Piave and Verdi wanted to follow Dumas in giving the opera a contemporary setting, but the authorities at La Fenice insisted that it be set in the past, “c. 1700”.
It was not until the 1880s that the composer and librettist’s original wishes were carried out and “realistic” productions were staged.
For Verdi, the years 1851 to 1853 were filled with operatic activity. First, he had agreed with the librettist Salvadore Cammarano on a subject for what would become Il trovatore, but work on this opera could not proceed while the composer was writing Rigoletto, which premiered in Venice in March 1851.
In addition, personal affairs in his home town limited his activities that spring, but after Rigoletto’s success in Venice, an additional commission was offered by Brenna, the secretary of La Fenice.

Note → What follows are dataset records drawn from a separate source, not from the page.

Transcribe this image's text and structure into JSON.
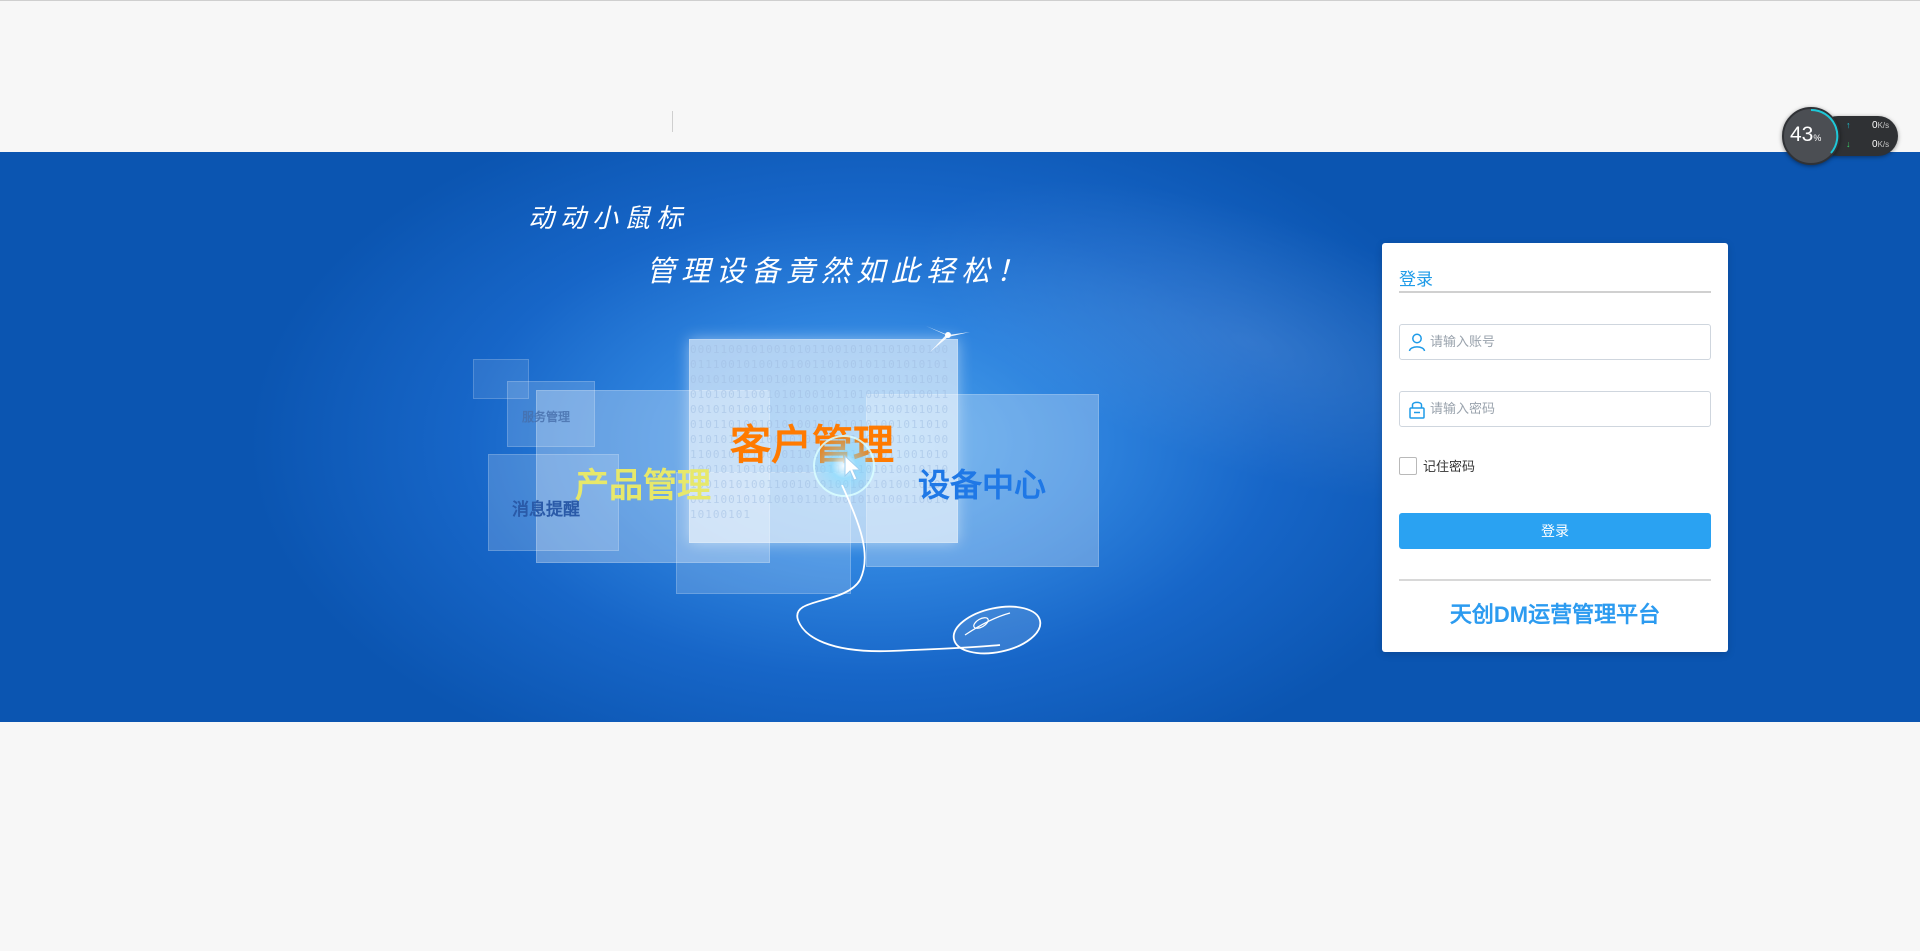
{
  "banner": {
    "tagline_line1": "动动小鼠标",
    "tagline_line2": "管理设备竟然如此轻松！",
    "modules": {
      "customer": "客户管理",
      "product": "产品管理",
      "device": "设备中心",
      "message": "消息提醒",
      "service": "服务管理"
    },
    "binary_text": "0001100101001010110010101101010100011100101001010011010010110101010100101011010100101010100101011010100101001100101010010110100101010011001010100101101001010100110010101001011010010101001100101010010110100101010011001010100101101001010100110010101001011010010101001100101010010110100101010011001010100101101001010100110010101001011010010101001100101010010110100101010011001010100101"
  },
  "login": {
    "title": "登录",
    "username_placeholder": "请输入账号",
    "username_value": "",
    "password_placeholder": "请输入密码",
    "password_value": "",
    "remember_label": "记住密码",
    "remember_checked": false,
    "submit_label": "登录",
    "platform_name": "天创DM运营管理平台"
  },
  "net_widget": {
    "percent": "43",
    "percent_sign": "%",
    "upload_value": "0",
    "download_value": "0",
    "unit": "K/s"
  },
  "colors": {
    "brand_blue": "#2aa2f2",
    "banner_blue": "#0b55b1",
    "customer_orange": "#ff7a00",
    "product_yellow": "#e7e86a",
    "device_blue": "#1f78e6"
  }
}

After Verdi’s return from Paris a contract was signed in May 1852, with performances scheduled for March 1853, although no subject was chosen at that time.
Verdi sees The Lady of the Camellias play
Verdi and Giuseppina Strepponi had visited Paris from late 1851 and into March 1852. In February the couple attended a performance of Alexander Dumas fils’s The Lady of the Camellias.
As a result of this, Verdi biographer Mary Jane Phillips-Matz reports, the composer immediately began to compose music for what would later become La traviata.